Nice restaurant you have there, pity if something should happen to it.
Sounds like something you might hear in Goodfellas or The Godfather, doesn’t it?
But it isn’t. This is what a Cuban restaurant owner in Louisville heard from some BLM activists.
There was literally a list of demands.
He and other small businesses in the city got a written ultimatum from protesters.
The letter went out to business owners in East Market District in Louisville, also known as NuLu, during a protest on July 24 that forced some of the businesses in the area to close.
It demanded that businesses employ at least 23 percent black staff, bought at least 23 percent of their inventory from black retailers or make a recurring donation of 1.5 percent of their net sales to a local black charity, and that they should display a sign showing their support for the movement.
It also listed a series of ‘repercussions’ if the businesses didn’t comply which included a boycott, social media shaming, and an ‘invasive reclamation’ whereby black owned businesses with competing goods of services would set up ‘booths and tables’ outside the store fronts.
Just in case anyone was wondering if these BLM protesters had anything in common with the shock troops that helped pave the way for some of the worst authoritarian leaders of the past century… they are making it painfully clear.

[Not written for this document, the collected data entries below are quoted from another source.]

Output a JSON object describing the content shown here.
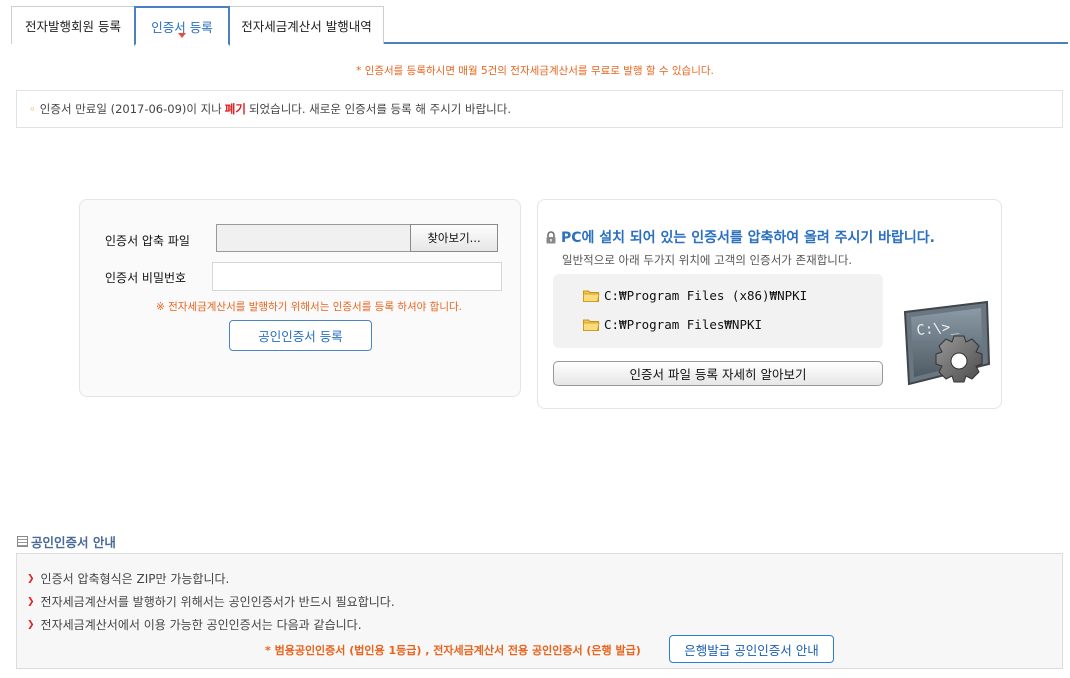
{
  "tabs": [
    {
      "label": "전자발행회원 등록"
    },
    {
      "label": "인증서 등록"
    },
    {
      "label": "전자세금계산서 발행내역"
    }
  ],
  "promo_notice": "* 인증서를 등록하시면 매월 5건의 전자세금계산서를 무료로 발행 할 수 있습니다.",
  "expired_notice": {
    "bullet": "◦",
    "before": "인증서 만료일 (2017-06-09)이 지나",
    "highlight": "폐기",
    "after": "되었습니다. 새로운 인증서를 등록 해 주시기 바랍니다."
  },
  "form": {
    "file_label": "인증서 압축 파일",
    "file_value": "",
    "browse_label": "찾아보기...",
    "password_label": "인증서 비밀번호",
    "password_value": "",
    "note": "※ 전자세금계산서를 발행하기 위해서는 인증서를 등록 하셔야 합니다.",
    "register_button": "공인인증서 등록"
  },
  "info": {
    "title": "PC에 설치 되어 있는 인증서를 압축하여 올려 주시기 바랍니다.",
    "subtitle": "일반적으로 아래 두가지 위치에 고객의 인증서가 존재합니다.",
    "paths": [
      "C:₩Program Files (x86)₩NPKI",
      "C:₩Program Files₩NPKI"
    ],
    "more_button": "인증서 파일 등록 자세히 알아보기",
    "cmd_text": "C:\\>_"
  },
  "guide": {
    "heading": "공인인증서 안내",
    "lines": [
      "인증서 압축형식은 ZIP만 가능합니다.",
      "전자세금계산서를 발행하기 위해서는 공인인증서가 반드시 필요합니다.",
      "전자세금계산서에서 이용 가능한 공인인증서는 다음과 같습니다."
    ],
    "note": "* 범용공인인증서 (법인용 1등급) , 전자세금계산서 전용 공인인증서 (은행 발급)",
    "bank_button": "은행발급 공인인증서 안내"
  },
  "colors": {
    "accent_blue": "#2a6fc0",
    "notice_orange": "#e8641e",
    "alert_red": "#e02020"
  }
}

The only question still unanswered is if these punks will wear black shirts or brown ones.
Fernando Martinez, the restaurant owner had some words for these people.
‘La Bodeguita is open to everybody. If you’re gay, this is your home. If you’re Black, this is your home. If you’re White, this is your home. If you’re human, this is your home,’ he said.
Another said: ‘The reason we are here is because the system, because socialism doesn’t work. It doesn’t work.’
Ahamara Brewster, who belongs to Revolutionary Black Panther Party, also denounced the approach.
‘You’re attacking a Black-brown establishment, but you’re in the name of Black Lives Matter? Wait a minute, something’s weird about this,’ she said.
The BLM protesters in Louisville say the list was not a set of demands but that they want to start a conversation with local businesses.
Some have agreed to their requests, they said.
‘Requests’ were actually expressed as demands. Those demands included:
‘Reparations for the gentrification that has taken place in this business district’.
They demand representation among the business community.
Minimum of 23% of black staff, including management, in businesses
Retailers source a minimum of 23% of their inventory from black-owned businesses… and DONATE 1.5% of monthly income to approved causes.
Post a sign in support of reparations
Mandatory diversity training under an approved group.
Mandatory attendance at quarterly roundtable discussions facilitated by ‘black womxn leaders’.
Penalties for failure to comply will include:
Racial reporting to BBB
Social media blast notifications
‘Invasive reclamation’ — putting tables/booths outside store selling comparable items to items sold indoors.